Sixth, it is human urge for persons in authority such as Magistrates (I do not exclude Judges) to be assertive when angsted, or disrespected in open court. Yet, it is judicial to resist that urge. Magistrates must be judicial. And it is a matter of considerable curiosity that not even in Stone’s Justices’ Manual (1984) Vol. 1 which covers periods of great historical antiquity (as far back even as the 15th century) is there any case law precedent of unlearned justices of peace in England, or Stipendary Magistrate (the comparison to our legally qualified Magistrates) imprisoning a mere witness for disrespectful behaviour. But, is not disrespectful behaviour capable, in law, of amounting to “insult” – the only question then being: was it wilful? Were the Sheldon principles of natural justice complied with in substance in this Weaver/Narine matter having regards to the verbal exchanges between the learned Magistrate, and Inspector Narine? And further I say not.

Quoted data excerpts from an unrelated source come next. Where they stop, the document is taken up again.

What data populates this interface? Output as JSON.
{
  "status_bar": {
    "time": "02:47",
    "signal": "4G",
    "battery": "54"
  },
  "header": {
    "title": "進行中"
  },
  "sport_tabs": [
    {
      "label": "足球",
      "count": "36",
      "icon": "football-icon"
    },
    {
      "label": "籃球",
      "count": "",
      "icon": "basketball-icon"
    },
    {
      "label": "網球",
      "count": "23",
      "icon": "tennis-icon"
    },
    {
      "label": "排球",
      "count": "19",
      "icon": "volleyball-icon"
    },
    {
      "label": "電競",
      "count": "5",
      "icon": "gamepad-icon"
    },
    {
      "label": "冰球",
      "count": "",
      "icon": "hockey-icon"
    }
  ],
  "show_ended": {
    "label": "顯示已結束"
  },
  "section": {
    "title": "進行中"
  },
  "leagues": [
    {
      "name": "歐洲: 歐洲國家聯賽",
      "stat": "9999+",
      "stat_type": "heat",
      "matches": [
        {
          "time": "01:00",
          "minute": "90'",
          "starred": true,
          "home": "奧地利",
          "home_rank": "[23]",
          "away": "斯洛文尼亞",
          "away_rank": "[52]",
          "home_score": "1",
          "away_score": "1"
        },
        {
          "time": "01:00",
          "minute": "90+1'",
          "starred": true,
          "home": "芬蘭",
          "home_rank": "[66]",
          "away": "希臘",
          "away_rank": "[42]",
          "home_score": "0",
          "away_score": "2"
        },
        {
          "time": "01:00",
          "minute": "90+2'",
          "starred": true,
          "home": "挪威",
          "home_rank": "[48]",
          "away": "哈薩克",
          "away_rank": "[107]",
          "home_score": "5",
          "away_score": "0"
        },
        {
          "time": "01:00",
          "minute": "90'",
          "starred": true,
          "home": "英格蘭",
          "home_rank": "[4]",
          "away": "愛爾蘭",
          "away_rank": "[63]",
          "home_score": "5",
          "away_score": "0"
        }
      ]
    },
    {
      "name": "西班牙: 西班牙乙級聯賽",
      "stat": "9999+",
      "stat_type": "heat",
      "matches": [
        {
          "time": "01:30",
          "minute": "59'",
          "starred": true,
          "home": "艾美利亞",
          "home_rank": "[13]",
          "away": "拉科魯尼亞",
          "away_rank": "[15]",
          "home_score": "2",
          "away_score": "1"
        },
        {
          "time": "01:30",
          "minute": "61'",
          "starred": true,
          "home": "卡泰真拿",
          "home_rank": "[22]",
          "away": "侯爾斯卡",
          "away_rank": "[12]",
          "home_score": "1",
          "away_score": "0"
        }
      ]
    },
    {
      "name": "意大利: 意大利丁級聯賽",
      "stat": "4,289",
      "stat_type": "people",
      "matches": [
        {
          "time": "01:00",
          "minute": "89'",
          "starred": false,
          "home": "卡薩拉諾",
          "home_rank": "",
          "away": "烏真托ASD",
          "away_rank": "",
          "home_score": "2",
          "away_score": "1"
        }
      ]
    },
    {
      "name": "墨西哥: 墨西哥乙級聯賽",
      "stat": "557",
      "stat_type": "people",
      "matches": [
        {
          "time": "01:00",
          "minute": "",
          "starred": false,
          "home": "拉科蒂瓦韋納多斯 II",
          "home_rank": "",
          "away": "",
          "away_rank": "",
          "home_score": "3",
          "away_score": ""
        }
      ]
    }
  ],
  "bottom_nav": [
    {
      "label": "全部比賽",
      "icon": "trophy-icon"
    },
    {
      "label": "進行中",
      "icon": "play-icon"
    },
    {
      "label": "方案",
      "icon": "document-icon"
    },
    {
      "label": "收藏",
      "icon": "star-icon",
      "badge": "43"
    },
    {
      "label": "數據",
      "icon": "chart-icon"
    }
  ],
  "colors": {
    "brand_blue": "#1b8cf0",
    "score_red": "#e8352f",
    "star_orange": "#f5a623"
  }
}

Detention in the lock up facility at the court/nearest police station if there is no court lock up, until the rising of the court is always an option which, assuming the conviction to be sound in law, would hardly be found to be “excessive”, even to the most leniency minded Judge, who having also the Magistrate’s version of facts, (whether by affidavit, or just a written statement) when acting pursuant to the judicial review jurisdiction conferred on a High Court Judge by section 64 (3) of the Summary Jurisdiction (Magistrates) Act, no doubt would ask: What would I have done if the witness had conducted himself like that in my court?
I end with this: the Magistracy, too, has its role to play in the administration of justice. Prosecution’s witnesses are vitally important. I am convinced that this is a hard case. Earl Hamilton, might easily have been writing for the overwhelming majority of lay Guyanese when he wrote: “Is such behaviour permissible in a Court of Law?” The administration of justice is not served nor enhanced, if witnesses can be permitted to believe that Thomas Fuller’s adage over 340 years ago, has little or no relevance to them in a magistrate’s Court, (but certainly in a Judge’s court). On one possible view, the maximum punishment of seven days imprisonment, on the hypothesis of even a valid conviction, would seem “excessive”, and for an unjudicial purpose.